Culver City-based cannabis retailer MedMen Enterprises Inc. said it was cutting executive salaries as losses in its latest fiscal quarter continued to widen since it went public last year in Canada, according to a company statement.
MedMen reported losses of $63.1 million on revenue of $36.6 million in its 13-week third quarter that ended March 30, versus losses of $16.8 million on revenue of $14.3 million in the three months that ended March 31, 2018.
In its 39-week period ended March 30, the company saw losses of $194.1 million on revenue of $88 million, versus losses of $33.5 million on revenue of $19.2 million for a nine-month period ended March 31, 2018.
In the financial statement released May 29, the company said that Adam Bierman, MedMen co-founder and chief executive officer, and Andrew Modlin, MedMen’s president, had entered into revised employment agreements to lower their annual salaries to $50,000.
Total expenses with MedMen grew 243.2% to $72.9 million in the latest 13-week quarter from $21.3 million in the three months ended March 31, 2018. Overall, expenses grew 490.2% to $223.7 million over the 39-week period ended March 30 versus $37.9 million in the nine months ended March 31, 2018.

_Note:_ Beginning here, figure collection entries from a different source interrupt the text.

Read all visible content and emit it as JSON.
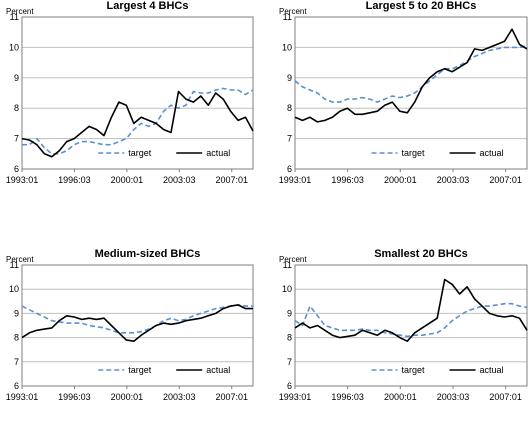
{
  "chart_data": [
    {
      "type": "line",
      "title": "Largest 4 BHCs",
      "ylabel": "Percent",
      "ylim": [
        6,
        11
      ],
      "yticks": [
        "6",
        "7",
        "8",
        "9",
        "10",
        "11"
      ],
      "xticks": [
        "1993:01",
        "1996:03",
        "2000:01",
        "2003:03",
        "2007:01"
      ],
      "xlim": [
        1993.0,
        2008.5
      ],
      "legend": "bottom",
      "grid": "horizontal",
      "x": [
        1993.0,
        1993.5,
        1994.0,
        1994.5,
        1995.0,
        1995.5,
        1996.0,
        1996.5,
        1997.0,
        1997.5,
        1998.0,
        1998.5,
        1999.0,
        1999.5,
        2000.0,
        2000.5,
        2001.0,
        2001.5,
        2002.0,
        2002.5,
        2003.0,
        2003.5,
        2004.0,
        2004.5,
        2005.0,
        2005.5,
        2006.0,
        2006.5,
        2007.0,
        2007.5,
        2008.0,
        2008.5
      ],
      "series": [
        {
          "name": "target",
          "style": "dashed",
          "color": "#5b8fd1",
          "values": [
            6.8,
            6.8,
            7.0,
            6.7,
            6.5,
            6.5,
            6.6,
            6.8,
            6.9,
            6.9,
            6.85,
            6.8,
            6.8,
            6.9,
            7.0,
            7.3,
            7.5,
            7.4,
            7.5,
            7.9,
            8.1,
            8.0,
            8.1,
            8.55,
            8.5,
            8.5,
            8.6,
            8.65,
            8.6,
            8.6,
            8.45,
            8.6
          ]
        },
        {
          "name": "actual",
          "style": "solid",
          "color": "#000000",
          "values": [
            7.0,
            6.95,
            6.8,
            6.5,
            6.4,
            6.6,
            6.9,
            7.0,
            7.2,
            7.4,
            7.3,
            7.1,
            7.7,
            8.2,
            8.1,
            7.5,
            7.7,
            7.6,
            7.5,
            7.3,
            7.2,
            8.55,
            8.3,
            8.2,
            8.4,
            8.1,
            8.5,
            8.3,
            7.9,
            7.6,
            7.7,
            7.25
          ]
        }
      ]
    },
    {
      "type": "line",
      "title": "Largest 5 to 20 BHCs",
      "ylabel": "Percent",
      "ylim": [
        6,
        11
      ],
      "yticks": [
        "6",
        "7",
        "8",
        "9",
        "10",
        "11"
      ],
      "xticks": [
        "1993:01",
        "1996:03",
        "2000:01",
        "2003:03",
        "2007:01"
      ],
      "xlim": [
        1993.0,
        2008.5
      ],
      "legend": "bottom",
      "grid": "horizontal",
      "x": [
        1993.0,
        1993.5,
        1994.0,
        1994.5,
        1995.0,
        1995.5,
        1996.0,
        1996.5,
        1997.0,
        1997.5,
        1998.0,
        1998.5,
        1999.0,
        1999.5,
        2000.0,
        2000.5,
        2001.0,
        2001.5,
        2002.0,
        2002.5,
        2003.0,
        2003.5,
        2004.0,
        2004.5,
        2005.0,
        2005.5,
        2006.0,
        2006.5,
        2007.0,
        2007.5,
        2008.0,
        2008.5
      ],
      "series": [
        {
          "name": "target",
          "style": "dashed",
          "color": "#5b8fd1",
          "values": [
            8.9,
            8.7,
            8.6,
            8.5,
            8.3,
            8.2,
            8.2,
            8.3,
            8.3,
            8.35,
            8.3,
            8.2,
            8.3,
            8.4,
            8.35,
            8.4,
            8.5,
            8.7,
            8.9,
            9.1,
            9.3,
            9.3,
            9.4,
            9.55,
            9.7,
            9.8,
            9.9,
            9.95,
            10.0,
            10.0,
            10.0,
            10.05
          ]
        },
        {
          "name": "actual",
          "style": "solid",
          "color": "#000000",
          "values": [
            7.7,
            7.6,
            7.7,
            7.55,
            7.6,
            7.7,
            7.9,
            8.0,
            7.8,
            7.8,
            7.85,
            7.9,
            8.1,
            8.2,
            7.9,
            7.85,
            8.2,
            8.7,
            9.0,
            9.2,
            9.3,
            9.2,
            9.35,
            9.5,
            9.95,
            9.9,
            10.0,
            10.1,
            10.2,
            10.6,
            10.1,
            9.95
          ]
        }
      ]
    },
    {
      "type": "line",
      "title": "Medium-sized BHCs",
      "ylabel": "Percent",
      "ylim": [
        6,
        11
      ],
      "yticks": [
        "6",
        "7",
        "8",
        "9",
        "10",
        "11"
      ],
      "xticks": [
        "1993:01",
        "1996:03",
        "2000:01",
        "2003:03",
        "2007:01"
      ],
      "xlim": [
        1993.0,
        2008.5
      ],
      "legend": "bottom",
      "grid": "horizontal",
      "x": [
        1993.0,
        1993.5,
        1994.0,
        1994.5,
        1995.0,
        1995.5,
        1996.0,
        1996.5,
        1997.0,
        1997.5,
        1998.0,
        1998.5,
        1999.0,
        1999.5,
        2000.0,
        2000.5,
        2001.0,
        2001.5,
        2002.0,
        2002.5,
        2003.0,
        2003.5,
        2004.0,
        2004.5,
        2005.0,
        2005.5,
        2006.0,
        2006.5,
        2007.0,
        2007.5,
        2008.0,
        2008.5
      ],
      "series": [
        {
          "name": "target",
          "style": "dashed",
          "color": "#5b8fd1",
          "values": [
            9.3,
            9.15,
            9.0,
            8.85,
            8.7,
            8.65,
            8.6,
            8.6,
            8.6,
            8.5,
            8.45,
            8.4,
            8.3,
            8.2,
            8.2,
            8.2,
            8.25,
            8.35,
            8.5,
            8.7,
            8.8,
            8.7,
            8.75,
            8.9,
            9.0,
            9.1,
            9.2,
            9.25,
            9.3,
            9.35,
            9.3,
            9.3
          ]
        },
        {
          "name": "actual",
          "style": "solid",
          "color": "#000000",
          "values": [
            8.0,
            8.2,
            8.3,
            8.35,
            8.4,
            8.7,
            8.9,
            8.85,
            8.75,
            8.8,
            8.75,
            8.8,
            8.5,
            8.2,
            7.9,
            7.85,
            8.1,
            8.3,
            8.5,
            8.6,
            8.55,
            8.6,
            8.7,
            8.75,
            8.8,
            8.9,
            9.0,
            9.2,
            9.3,
            9.35,
            9.2,
            9.2
          ]
        }
      ]
    },
    {
      "type": "line",
      "title": "Smallest 20 BHCs",
      "ylabel": "Percent",
      "ylim": [
        6,
        11
      ],
      "yticks": [
        "6",
        "7",
        "8",
        "9",
        "10",
        "11"
      ],
      "xticks": [
        "1993:01",
        "1996:03",
        "2000:01",
        "2003:03",
        "2007:01"
      ],
      "xlim": [
        1993.0,
        2008.5
      ],
      "legend": "bottom",
      "grid": "horizontal",
      "x": [
        1993.0,
        1993.5,
        1994.0,
        1994.5,
        1995.0,
        1995.5,
        1996.0,
        1996.5,
        1997.0,
        1997.5,
        1998.0,
        1998.5,
        1999.0,
        1999.5,
        2000.0,
        2000.5,
        2001.0,
        2001.5,
        2002.0,
        2002.5,
        2003.0,
        2003.5,
        2004.0,
        2004.5,
        2005.0,
        2005.5,
        2006.0,
        2006.5,
        2007.0,
        2007.5,
        2008.0,
        2008.5
      ],
      "series": [
        {
          "name": "target",
          "style": "dashed",
          "color": "#5b8fd1",
          "values": [
            8.7,
            8.5,
            9.3,
            8.9,
            8.5,
            8.4,
            8.3,
            8.3,
            8.3,
            8.35,
            8.3,
            8.3,
            8.2,
            8.15,
            8.1,
            8.05,
            8.1,
            8.1,
            8.15,
            8.2,
            8.4,
            8.7,
            8.9,
            9.1,
            9.2,
            9.3,
            9.3,
            9.35,
            9.4,
            9.4,
            9.3,
            9.25
          ]
        },
        {
          "name": "actual",
          "style": "solid",
          "color": "#000000",
          "values": [
            8.4,
            8.6,
            8.4,
            8.5,
            8.3,
            8.1,
            8.0,
            8.05,
            8.1,
            8.3,
            8.2,
            8.1,
            8.3,
            8.2,
            8.0,
            7.85,
            8.2,
            8.4,
            8.6,
            8.8,
            10.4,
            10.2,
            9.8,
            10.1,
            9.6,
            9.3,
            9.0,
            8.9,
            8.85,
            8.9,
            8.8,
            8.3
          ]
        }
      ]
    }
  ]
}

Since going public one year ago on the Canadian Securities Exchange, MedMen claims to have grabbed a 7% market share in California. It also is scheduled to open 15 new locations across the United States in 2019. Of the planned locations, a dozen will be in Florida where MedMen is licensed for up to 35 locations.
The retailer also has operations in New York, Illinois, Nevada and Arizona.
MedMen shares closed at $2.37 on Wednesday, up a penny.